Poverty blighted Harry’s life and the lives of so many others before the Second World War. But once the war was over, after witnessing years of carnage and destitution both at home and abroad, Harry’s generation decided that they had had enough. And that’s when, in 1945, the welfare state was born.
Harry experienced a complete change in fortunes thanks to this very welfare state — the poverty he had known as a child would not follow him into adulthood. After serving as an RAF pilot during the Second World War, he returned to Yorkshire with his German wife. He worked various jobs, bought a home, and raised a family of four boys. He eventually emigrated to Canada, where he worked in the oriental carpet trade.
After retiring, Harry saw that the great state his generation had built was beginning to crumble as the financial crisis sent shock waves throughout the world, and — just as with the Great Depression of the 1930s — governments were doing little to help ordinary people.
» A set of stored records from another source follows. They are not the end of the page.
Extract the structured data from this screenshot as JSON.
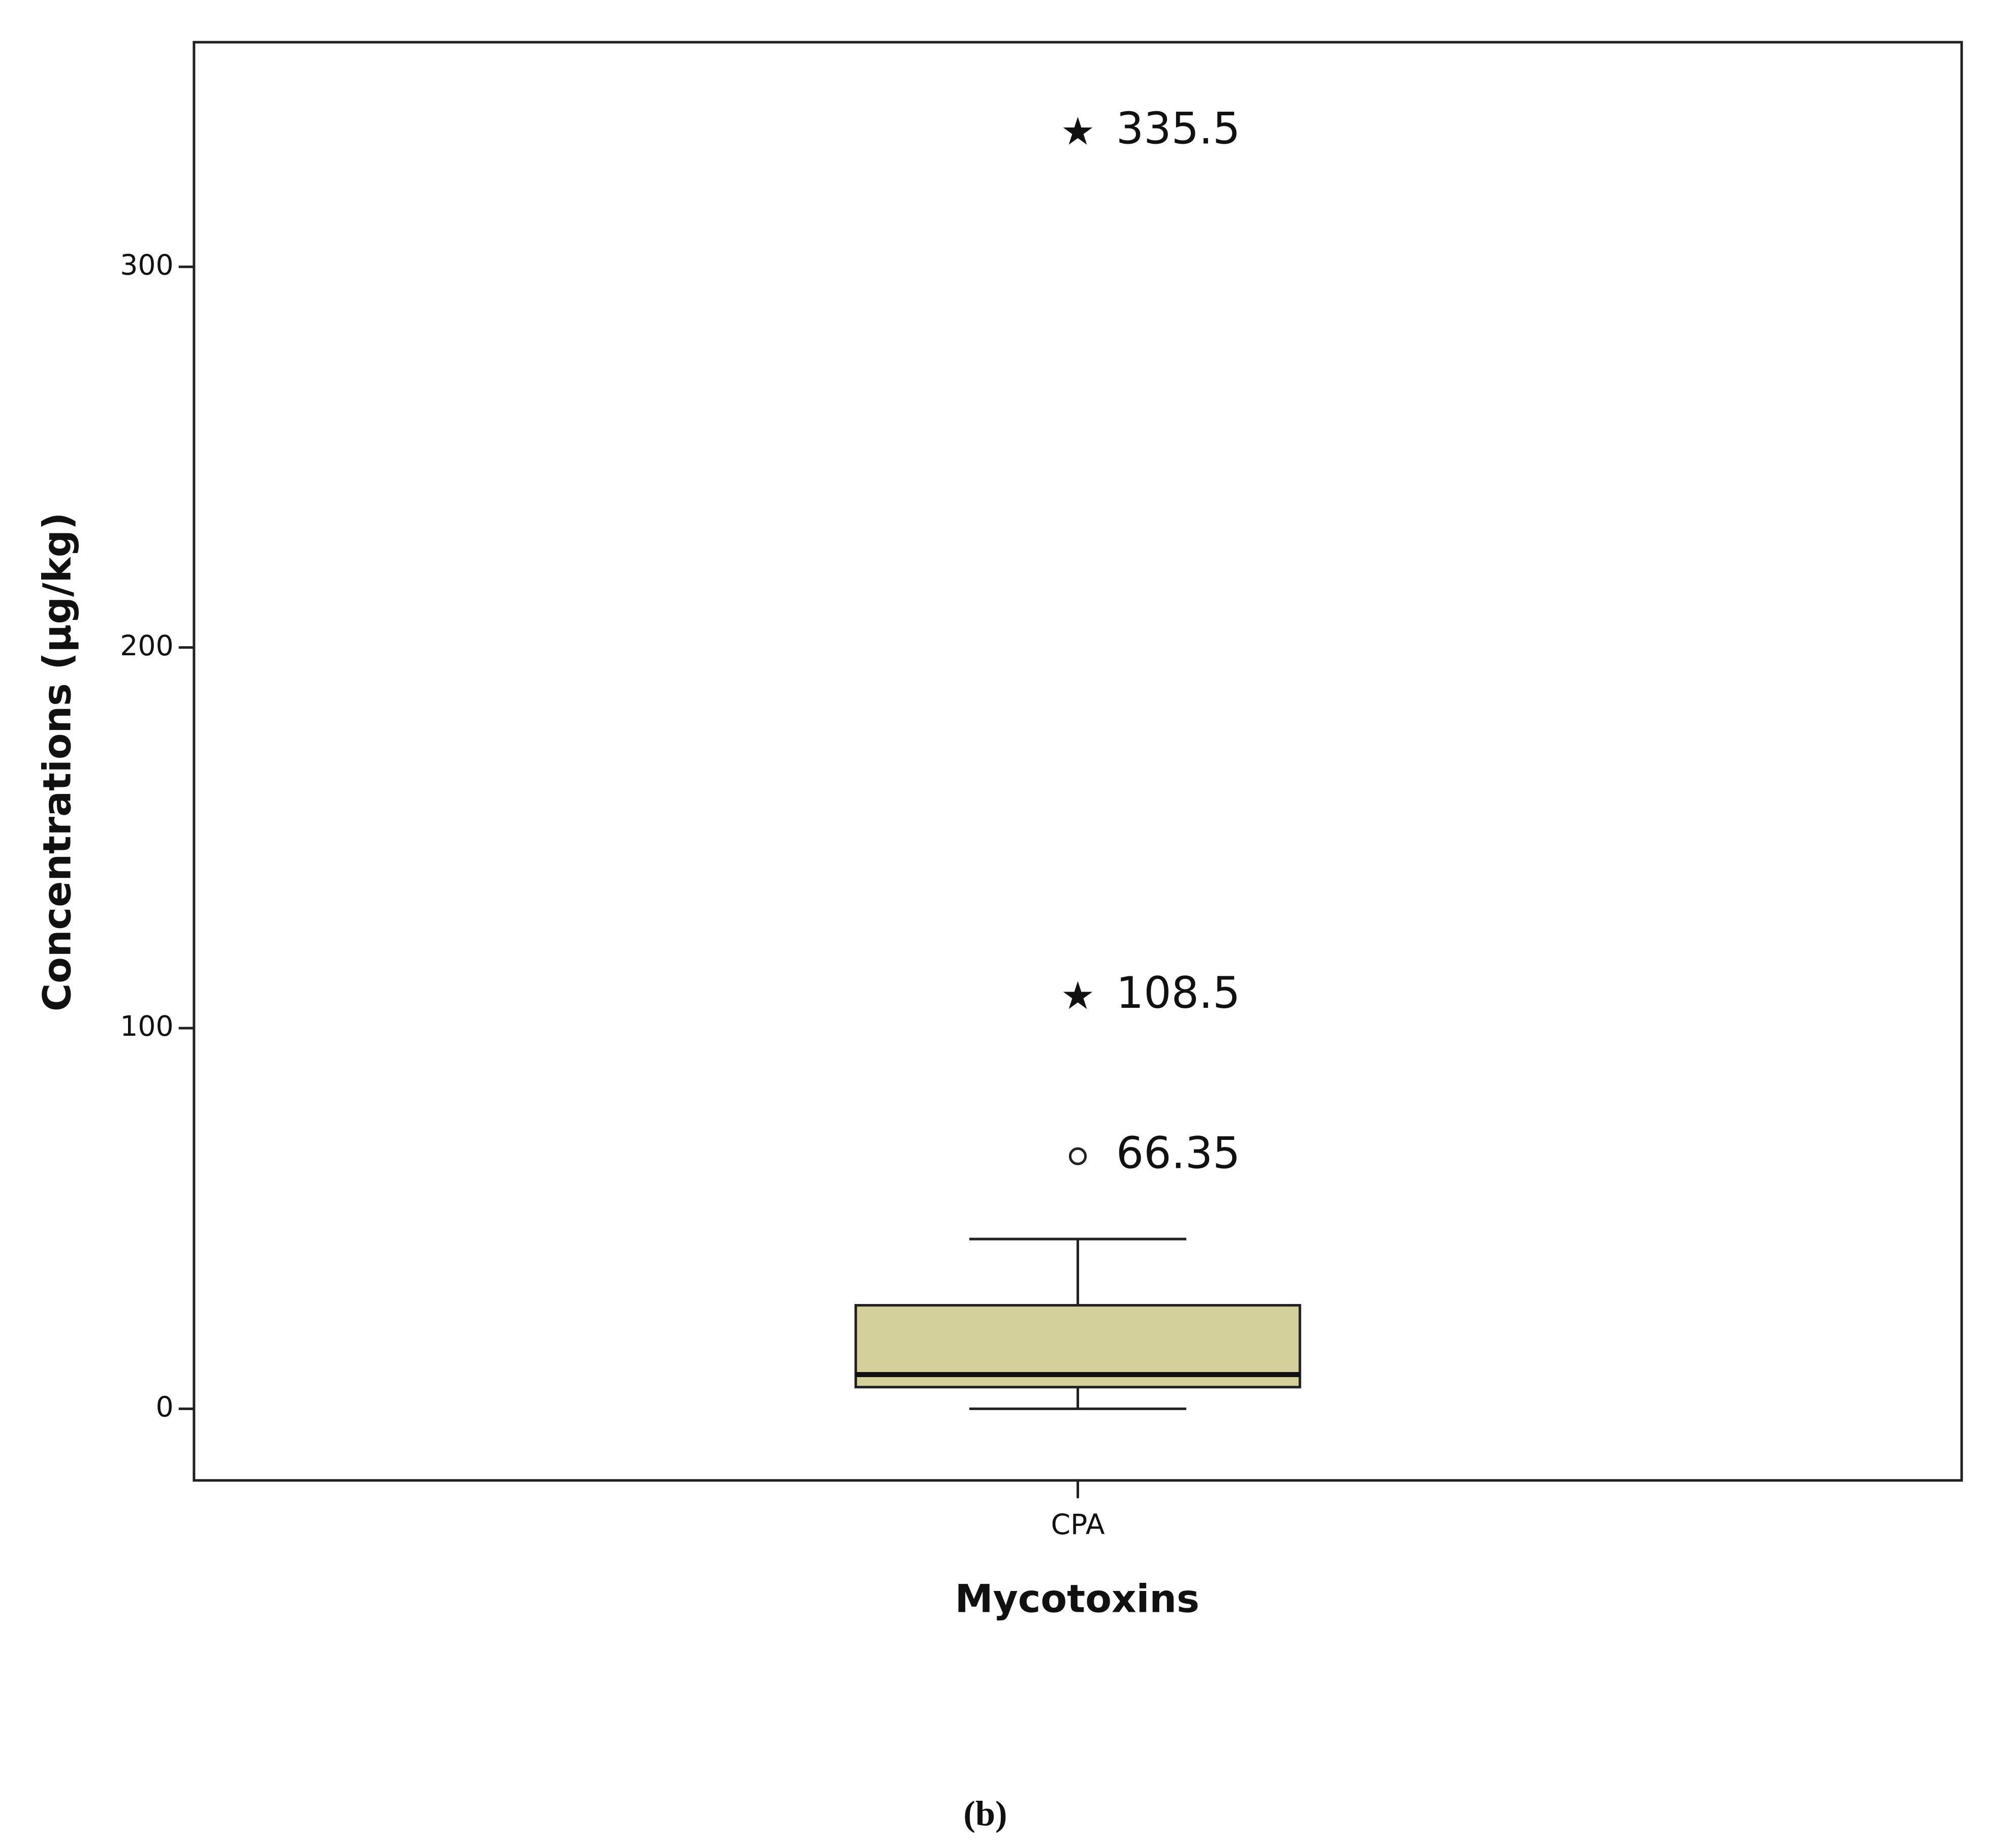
{
  "chart_data": {
    "type": "box",
    "y_label": "Concentrations (µg/kg)",
    "x_label": "Mycotoxins",
    "categories": [
      "CPA"
    ],
    "boxes": [
      {
        "whisker_low": 0,
        "q1": 5.7,
        "median": 9,
        "q3": 27.2,
        "whisker_high": 44.6,
        "color": "#d4d09c"
      }
    ],
    "outliers": [
      {
        "value": 66.35,
        "marker": "circle"
      },
      {
        "value": 108.5,
        "marker": "star"
      },
      {
        "value": 335.5,
        "marker": "star"
      }
    ],
    "ylim": [
      -18.8,
      359
    ],
    "yticks": [
      0,
      100,
      200,
      300
    ],
    "caption": "(b)"
  }
}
Witnessing history repeating itself inspired Harry to begin writing his memoirs, Harry’s Last Stand, published in 2014. In the bestselling book, he uses his life experience as testimony to why we must stand up and fight for social institutions such as the NHS.
Harry has campaigned with Unite passionately as the Tory government seeks to destroy the all of these institutions we hold dear, and we wish him a very happy birthday as he continues his activism in support of our movement.
Unite general secretary Len McCluskey said, “Have a very happy birthday today Harry. Your work has inspired millions – warning us of the true cost of austerity and why we must all unite to defeat this threat to our jobs, our lives, our communities, our very futures. You have given us hope – and that’s the one thing that no-one, not even this Conservative government can take from our hearts. Thank you.”